The measured recurrence rate after the birth of a child with perinatal lethal OI (1.3–2%) is consistent with the observation that approximately 5% of pregnancies with this form of OI result from the recessive forms20 and an overall rate of parental mosaicism of approximately 16% in the families with dominant mutations. In this context, the expected recurrence rate would be close to 4%, similar to what we have observed. In a population with a significantly higher carrier rate for recessive mutations, the predicted recurrence rate would increase in proportion to that rate.
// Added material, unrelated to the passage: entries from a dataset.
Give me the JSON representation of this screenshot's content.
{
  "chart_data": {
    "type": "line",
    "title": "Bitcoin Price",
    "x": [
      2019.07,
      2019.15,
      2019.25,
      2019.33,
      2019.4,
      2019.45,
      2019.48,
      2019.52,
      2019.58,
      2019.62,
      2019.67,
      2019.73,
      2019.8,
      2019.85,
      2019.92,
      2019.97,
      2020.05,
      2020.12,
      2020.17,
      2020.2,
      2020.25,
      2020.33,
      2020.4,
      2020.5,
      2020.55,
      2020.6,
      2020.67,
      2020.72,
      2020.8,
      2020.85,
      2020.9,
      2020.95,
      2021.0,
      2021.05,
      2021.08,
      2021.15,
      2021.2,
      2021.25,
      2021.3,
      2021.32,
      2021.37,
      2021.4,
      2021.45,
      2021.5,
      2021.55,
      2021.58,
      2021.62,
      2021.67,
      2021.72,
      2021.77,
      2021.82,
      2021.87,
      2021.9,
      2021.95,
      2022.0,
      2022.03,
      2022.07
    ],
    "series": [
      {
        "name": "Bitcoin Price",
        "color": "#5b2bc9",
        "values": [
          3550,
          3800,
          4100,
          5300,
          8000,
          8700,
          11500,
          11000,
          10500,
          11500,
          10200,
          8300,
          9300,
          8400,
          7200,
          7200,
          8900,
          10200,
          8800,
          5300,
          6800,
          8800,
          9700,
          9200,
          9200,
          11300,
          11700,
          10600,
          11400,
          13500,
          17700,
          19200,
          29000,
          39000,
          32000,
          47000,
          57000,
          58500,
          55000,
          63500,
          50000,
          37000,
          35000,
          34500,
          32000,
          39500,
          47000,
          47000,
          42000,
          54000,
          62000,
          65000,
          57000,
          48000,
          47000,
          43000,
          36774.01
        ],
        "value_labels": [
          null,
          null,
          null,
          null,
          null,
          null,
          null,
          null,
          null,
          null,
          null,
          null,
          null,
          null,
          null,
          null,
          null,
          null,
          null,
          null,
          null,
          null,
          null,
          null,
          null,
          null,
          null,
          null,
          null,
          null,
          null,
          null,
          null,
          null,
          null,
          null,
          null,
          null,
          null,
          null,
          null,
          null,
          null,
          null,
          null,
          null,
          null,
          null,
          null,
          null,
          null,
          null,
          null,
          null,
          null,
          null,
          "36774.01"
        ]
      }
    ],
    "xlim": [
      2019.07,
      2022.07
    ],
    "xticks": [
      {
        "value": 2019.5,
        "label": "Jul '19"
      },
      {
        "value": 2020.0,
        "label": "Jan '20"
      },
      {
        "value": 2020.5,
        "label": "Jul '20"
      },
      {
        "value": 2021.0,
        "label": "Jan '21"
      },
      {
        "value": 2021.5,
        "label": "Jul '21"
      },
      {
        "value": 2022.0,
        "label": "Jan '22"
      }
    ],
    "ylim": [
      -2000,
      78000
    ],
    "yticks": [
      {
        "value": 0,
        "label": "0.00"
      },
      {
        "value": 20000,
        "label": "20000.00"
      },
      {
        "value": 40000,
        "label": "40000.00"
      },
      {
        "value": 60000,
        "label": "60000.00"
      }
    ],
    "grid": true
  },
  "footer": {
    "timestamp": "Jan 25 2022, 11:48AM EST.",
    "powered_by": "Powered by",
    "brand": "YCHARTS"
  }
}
If the carrier rate for the West African LEPRE1 mutant allele is 1/200,23 then the calculated recurrence risk, assuming that the rate of parental mosaicism would remain the same, is approximately 8% in that population in which the majority of recurrences would be from the recessively inherited group.

Our study indicates that mutation identification is an important tool for diagnosis and counseling because it allows separation of families into one of three at risk groups: those with a very low risk (well below 0.1% in the absence of parental somatic mosaicism or recessive inheritance), those with a risk of up to 50% in the presence of parental mosaicism (that could be refined by measure of the frequency of the allele in sperm if the father is mosaic), and those with a 25% risk if both parents are carriers of a recessive mutation. The major limitation of this study is that the number of recurrent families is relatively small, and changes in the proportion of recessive forms of OI in the studied population could change the distribution among the three groups. Nonetheless, mutation identification is a key to providing accurate genetic counseling for both early prenatal and preimplantation diagnosis.